Government-owned Bharat Electronics (BEL) has proposed the issue of bonus shares to the equity shareholders of the company. The company's board of directors will be meeting on August 4 to consider the proposal. On Monday, BEL shares hit a fresh 52-week high on stock exchanges tracking positive market cues. Experts are optimistic on BEL shares after the company witnessed a strong earnings in the first quarter of fiscal FY23. The company is expected to record robust growth in pipeline ahead.
On BSE, BEL shares closed at ₹282.75 apiece up by ₹7.70 or 2.80%. The company hit a new 52-week high of ₹287.75 apiece earlier today. Its market cap is around ₹68,894.67 crore on the D-Street.
In its regulatory filing, BEL said, "we wish to inform that a meeting of the Board of Directors of the Company is scheduled to be held on Thursday, the 4th August 2022 inter alia to consider a proposal for issue of Bonus Shares to the equity shareholders of the Company."
A listed company distributes bonus shares on their equity shares to current shareholders free of charge. Through this, a shareholder can capitalise a part of the company's retained earnings for conversion of its share premium account, or distribution of treasury shares.
The company has announced its financial performance for the quarter ending June 30, 2022 (Q1FY23).
In Q1FY23, the company's standalone net profit stood at ₹431.49 crore against the profit of ₹11.15 crore recorded in the corresponding period of the previous year. Standalone turnover for the period stood at ₹3063.58 crore against ₹1564.34 crore in the same quarter last year.
As of June 30, 2022, the company's order book position is around ₹55,333 crore.
Should you invest in BEL shares?
Sandeep Tulsiyan and Gaurav Uttrani analysts at JM Financial said, "BHE remains our top pick on continued indigenisation in defence and increasing share of electronics in all large platforms as: a) positive surprise in growth due to expansion in civilian segment (railways, medical electronics, batteries and smart cities), exports (export inflows to more than double to $400mn) and service income (AMC for Russian equipment), b) margin expansion in last 5 years (despite Pay Commission implementation, margin cap on nominated orders and high share of outsourcing), and c) improved financial strength as NWC turned negative (22days to -24 days) and robust RoICs (42% in FY22 vs avg of 31% in past).

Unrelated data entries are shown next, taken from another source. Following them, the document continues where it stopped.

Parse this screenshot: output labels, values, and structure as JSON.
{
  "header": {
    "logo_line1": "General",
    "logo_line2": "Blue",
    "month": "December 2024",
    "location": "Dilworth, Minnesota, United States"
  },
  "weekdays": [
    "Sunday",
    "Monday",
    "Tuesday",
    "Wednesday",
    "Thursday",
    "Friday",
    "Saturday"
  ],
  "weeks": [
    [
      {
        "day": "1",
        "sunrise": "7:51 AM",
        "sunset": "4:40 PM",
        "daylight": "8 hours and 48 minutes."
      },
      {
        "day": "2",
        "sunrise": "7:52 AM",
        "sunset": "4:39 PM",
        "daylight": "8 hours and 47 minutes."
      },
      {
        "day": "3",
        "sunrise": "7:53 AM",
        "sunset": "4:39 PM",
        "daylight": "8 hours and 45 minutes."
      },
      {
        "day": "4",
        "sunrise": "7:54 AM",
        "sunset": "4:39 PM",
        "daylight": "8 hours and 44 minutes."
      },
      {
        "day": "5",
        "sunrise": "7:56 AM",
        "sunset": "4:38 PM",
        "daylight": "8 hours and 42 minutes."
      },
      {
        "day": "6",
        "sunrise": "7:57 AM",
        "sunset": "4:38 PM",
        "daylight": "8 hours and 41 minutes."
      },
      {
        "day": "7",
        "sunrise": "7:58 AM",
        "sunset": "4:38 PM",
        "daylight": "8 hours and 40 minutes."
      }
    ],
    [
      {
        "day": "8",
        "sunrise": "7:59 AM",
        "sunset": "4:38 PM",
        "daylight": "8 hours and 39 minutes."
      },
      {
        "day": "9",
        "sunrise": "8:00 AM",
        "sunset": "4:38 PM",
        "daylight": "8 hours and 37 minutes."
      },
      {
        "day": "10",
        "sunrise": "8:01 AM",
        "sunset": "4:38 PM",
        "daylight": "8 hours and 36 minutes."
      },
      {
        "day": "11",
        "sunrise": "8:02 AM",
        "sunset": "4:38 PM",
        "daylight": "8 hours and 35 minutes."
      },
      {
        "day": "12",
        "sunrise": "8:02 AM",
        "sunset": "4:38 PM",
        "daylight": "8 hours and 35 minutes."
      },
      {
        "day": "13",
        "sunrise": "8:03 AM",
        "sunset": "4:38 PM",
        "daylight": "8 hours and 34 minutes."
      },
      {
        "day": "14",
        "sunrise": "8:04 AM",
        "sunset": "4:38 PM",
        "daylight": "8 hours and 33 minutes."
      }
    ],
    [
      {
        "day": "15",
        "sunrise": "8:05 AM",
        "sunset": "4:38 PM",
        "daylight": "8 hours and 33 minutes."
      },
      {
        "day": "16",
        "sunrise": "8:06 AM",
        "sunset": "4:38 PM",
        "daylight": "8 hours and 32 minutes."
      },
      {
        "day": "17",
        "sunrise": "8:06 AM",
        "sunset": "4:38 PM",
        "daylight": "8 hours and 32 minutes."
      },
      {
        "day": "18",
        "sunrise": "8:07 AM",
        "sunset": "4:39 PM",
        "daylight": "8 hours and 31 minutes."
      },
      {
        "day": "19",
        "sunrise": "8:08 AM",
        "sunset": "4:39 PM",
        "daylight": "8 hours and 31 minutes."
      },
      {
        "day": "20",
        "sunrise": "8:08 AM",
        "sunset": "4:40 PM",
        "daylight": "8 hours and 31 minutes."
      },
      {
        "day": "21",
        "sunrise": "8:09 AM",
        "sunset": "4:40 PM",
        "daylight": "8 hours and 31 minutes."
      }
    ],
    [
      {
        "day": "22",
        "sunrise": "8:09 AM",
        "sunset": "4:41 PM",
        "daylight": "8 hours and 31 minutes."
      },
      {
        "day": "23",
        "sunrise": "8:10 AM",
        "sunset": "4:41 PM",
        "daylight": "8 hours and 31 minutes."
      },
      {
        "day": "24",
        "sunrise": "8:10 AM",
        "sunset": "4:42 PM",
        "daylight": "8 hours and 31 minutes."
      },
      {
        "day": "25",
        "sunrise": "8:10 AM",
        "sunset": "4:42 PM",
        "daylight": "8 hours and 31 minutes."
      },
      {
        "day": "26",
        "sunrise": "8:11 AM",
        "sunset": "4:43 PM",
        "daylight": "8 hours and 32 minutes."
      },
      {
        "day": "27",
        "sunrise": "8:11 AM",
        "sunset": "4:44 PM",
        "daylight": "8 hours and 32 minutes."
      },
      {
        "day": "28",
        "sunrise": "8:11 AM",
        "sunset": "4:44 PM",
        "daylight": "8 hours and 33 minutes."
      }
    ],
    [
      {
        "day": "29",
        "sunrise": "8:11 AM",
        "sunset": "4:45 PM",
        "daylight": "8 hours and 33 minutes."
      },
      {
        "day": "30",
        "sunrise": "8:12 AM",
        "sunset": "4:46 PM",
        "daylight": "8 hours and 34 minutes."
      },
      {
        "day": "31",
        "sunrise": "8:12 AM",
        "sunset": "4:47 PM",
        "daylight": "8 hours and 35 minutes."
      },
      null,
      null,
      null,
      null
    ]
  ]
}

We revise our TP to ₹315, as we roll forward by 6-months, valuing stock at 20x Sep’24E EPS."
Chirag Shah and Vijay Goel, research analysts at ICICI Direct said, major orders expected in FY24E are QRSAM (Quick Reaction Surface-to-Air Missile) worth ₹20,000 crore and MRSAM (Medium Range Surface to Air Missile) worth ₹15,000-20,000 crore. Army is in process of take up AoN (Acceptance of Necessity) post which they will issue RFP after approvals.
"Overall, expected double-digit revenue, order inflow growth, sustained margins, and strong order book to ensure better performance," ICICI Direct analysts added, "We remain long-term positive and retain our BUY rating on the stock. We value BEL at ₹315 i.e. 25x P/E on FY24E EPS."

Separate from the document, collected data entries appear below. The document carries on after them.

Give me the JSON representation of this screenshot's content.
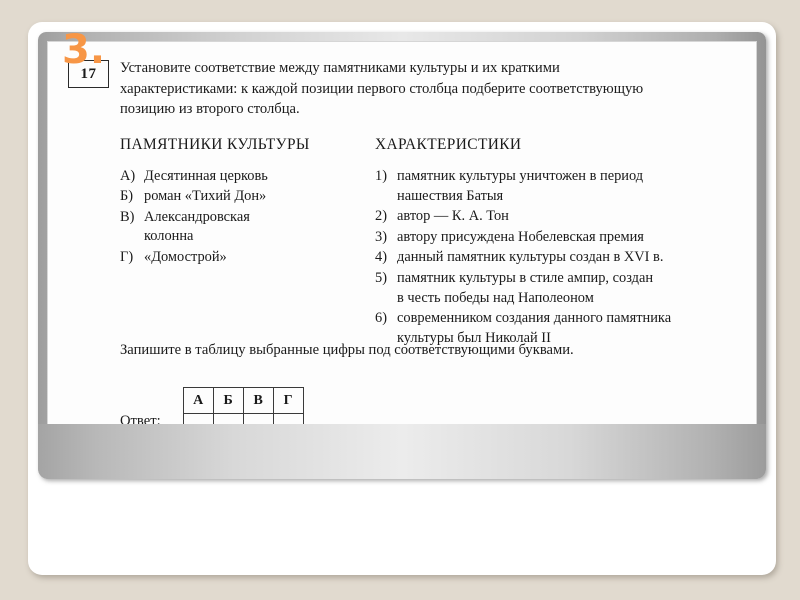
{
  "slide": {
    "number_label": "3.",
    "accent_color": "#f79646",
    "background_color": "#e1dacf"
  },
  "task": {
    "number": "17",
    "prompt_line1": "Установите соответствие между памятниками культуры и их краткими",
    "prompt_line2": "характеристиками: к каждой позиции первого столбца подберите соответствующую",
    "prompt_line3": "позицию из второго столбца."
  },
  "monuments": {
    "title": "ПАМЯТНИКИ КУЛЬТУРЫ",
    "items": [
      {
        "key": "А)",
        "text": "Десятинная церковь"
      },
      {
        "key": "Б)",
        "text": "роман «Тихий Дон»"
      },
      {
        "key": "В)",
        "text": "Александровская",
        "text2": "колонна"
      },
      {
        "key": "Г)",
        "text": "«Домострой»"
      }
    ]
  },
  "characteristics": {
    "title": "ХАРАКТЕРИСТИКИ",
    "items": [
      {
        "key": "1)",
        "text": "памятник культуры уничтожен в период",
        "text2": "нашествия Батыя"
      },
      {
        "key": "2)",
        "text": "автор — К. А. Тон"
      },
      {
        "key": "3)",
        "text": "автору присуждена Нобелевская премия"
      },
      {
        "key": "4)",
        "text": "данный памятник культуры создан в XVI в."
      },
      {
        "key": "5)",
        "text": "памятник культуры в стиле ампир, создан",
        "text2": "в честь победы над Наполеоном"
      },
      {
        "key": "6)",
        "text": "современником создания данного памятника",
        "text2": "культуры был Николай II"
      }
    ]
  },
  "answer": {
    "instruction": "Запишите в таблицу выбранные цифры под соответствующими буквами.",
    "label": "Ответ:",
    "headers": [
      "А",
      "Б",
      "В",
      "Г"
    ],
    "values": [
      "",
      "",
      "",
      ""
    ]
  }
}
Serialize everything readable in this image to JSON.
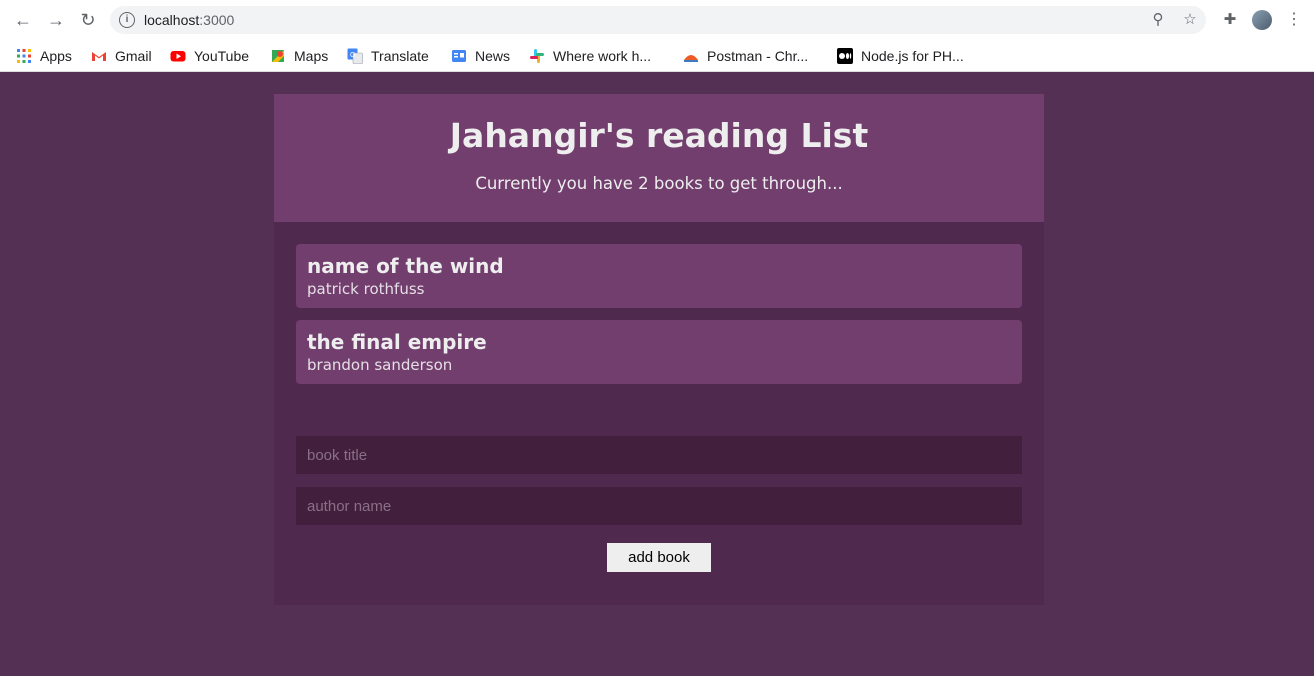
{
  "browser": {
    "url_host": "localhost",
    "url_port": ":3000"
  },
  "bookmarks": [
    {
      "label": "Apps",
      "icon": "apps-grid-icon"
    },
    {
      "label": "Gmail",
      "icon": "gmail-icon"
    },
    {
      "label": "YouTube",
      "icon": "youtube-icon"
    },
    {
      "label": "Maps",
      "icon": "maps-icon"
    },
    {
      "label": "Translate",
      "icon": "translate-icon"
    },
    {
      "label": "News",
      "icon": "news-icon"
    },
    {
      "label": "Where work h...",
      "icon": "slack-icon"
    },
    {
      "label": "Postman - Chr...",
      "icon": "postman-icon"
    },
    {
      "label": "Node.js for PH...",
      "icon": "medium-icon"
    }
  ],
  "app": {
    "title": "Jahangir's reading List",
    "subtitle": "Currently you have 2 books to get through...",
    "books": [
      {
        "title": "name of the wind",
        "author": "patrick rothfuss"
      },
      {
        "title": "the final empire",
        "author": "brandon sanderson"
      }
    ],
    "form": {
      "title_placeholder": "book title",
      "author_placeholder": "author name",
      "submit_label": "add book"
    }
  },
  "colors": {
    "page_bg": "#553055",
    "panel_bg": "#4f2a4e",
    "accent": "#713e6d",
    "input_bg": "#421f3d",
    "text": "#eeeeee"
  }
}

Among the key triggers for BEL shares' future performance as per ICICI Direct analysts are:
- Strategy to diversify into non-defence areas, and focus on increasing exports and services share would aid long-term growth and help de-risk its business.
- Strong order pipeline in FY23-24E.
- Expect revenue, and EBITDA to grow at a CAGR of ~16.8%, and 16.3%, respectively, in FY22-FY24E aided by sustained margins in the range of 21-22%.
- Strong balance sheet, double-digit returns ratios.